L'età dei capi alla macellazione
I capi che giungono alla macellazione sono giovani, sotto i 2 anni, maschi e femmine. È l’età ideale per avere una carne apprezzabile, chiara e morbida; è verificata dal certificato sanitario, ma anche con un accorgimento più pratico: basta controllare che i denti della bestia siano ancora quelli da latte.
Di solito si parla di vitelli di circa 15 mesi di età, ma qui in cooperativa raggiungono il giusto livello di maturazione un po’ più tardi, a 18-20 mesi, perché la loro alimentazione non è “spinta”. Crescono a ritmo più tranquillo, con erbe e cereali coltivati nelle stesse aziende e integrati da un mangime bilanciato.
La macellazione
Il rispetto per l’animale è al primo posto anche nella fase della macellazione, che avviene presso un macello esterno ma sotto controllo di un esperto interno alla cooperativa. Si fa attenzione a non alimentare la paura, un sentimento che non è estraneo alla vita dell’animale soprattutto in un momento come questo. Invece fino a non molto tempo fa e specie nei grossi allevamenti, la poca cura e l’atteggiamento violento in questa fase, fin dal trasporto e dallo scarico al macello, portavano il bestiame a un forte stato di shock e spavento.

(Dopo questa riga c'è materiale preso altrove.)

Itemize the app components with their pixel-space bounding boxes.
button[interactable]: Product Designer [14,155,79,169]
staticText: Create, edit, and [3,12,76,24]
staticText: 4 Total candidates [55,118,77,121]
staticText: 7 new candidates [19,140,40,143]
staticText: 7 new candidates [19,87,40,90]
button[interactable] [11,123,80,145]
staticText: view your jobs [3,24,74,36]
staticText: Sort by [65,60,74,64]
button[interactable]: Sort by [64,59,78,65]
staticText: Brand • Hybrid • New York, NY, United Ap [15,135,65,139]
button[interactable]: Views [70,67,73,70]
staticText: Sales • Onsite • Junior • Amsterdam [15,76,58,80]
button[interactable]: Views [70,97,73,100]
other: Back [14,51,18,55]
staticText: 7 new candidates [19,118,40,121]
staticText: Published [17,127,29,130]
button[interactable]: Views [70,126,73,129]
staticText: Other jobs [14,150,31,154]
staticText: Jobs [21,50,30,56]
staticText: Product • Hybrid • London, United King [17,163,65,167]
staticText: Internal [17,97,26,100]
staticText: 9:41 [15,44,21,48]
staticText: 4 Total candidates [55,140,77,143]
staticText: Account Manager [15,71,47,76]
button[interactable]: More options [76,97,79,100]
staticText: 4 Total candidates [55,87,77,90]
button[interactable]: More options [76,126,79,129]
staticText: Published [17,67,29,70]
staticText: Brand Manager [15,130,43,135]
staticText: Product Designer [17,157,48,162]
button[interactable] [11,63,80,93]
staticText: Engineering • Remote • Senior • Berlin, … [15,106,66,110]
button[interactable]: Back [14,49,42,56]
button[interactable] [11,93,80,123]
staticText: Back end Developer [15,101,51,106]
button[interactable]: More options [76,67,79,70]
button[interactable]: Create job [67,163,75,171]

Oggi “trattare bene” l’animale sta diventando sempre più un valore importante nella prassi degli allevamenti e macelli (anche solo per motivi di legislazione); ma nelle piccole stalle vi è sempre stato un rapporto speciale, più intimo, tra allevatore e bestiame. Una conoscenza stretta vicendevole, grazie alla quale era facile comunicare e anche commuoversi quando giungeva il momento della macellazione.
Questo legame particolare spiega una scena che si può incontrare tutt’oggi in queste montagne: sulla strada del pascolo, la vacca più anziana e “saggia” che guida da sola la mandria, mentre attaccata alla sua coda si lascia tirare la vecchia “bergera” (allevatrice, pastora).
La lavorazione delle carni
L’ultima fase del ciclo avviene all’interno della cooperativa, nel laboratorio di trasformazione in cui arriva la carne intera. Qui si lavora al disossamento, alla preparazione dei tagli e al confezionamento. Alla fine dell’intero processo, si possono potenzialmente conoscere tutti i dati relativi al singolo prodotto, con una completa tracciabilità (nome, età, luogo e allevatore dell’animale d’origine, etc.).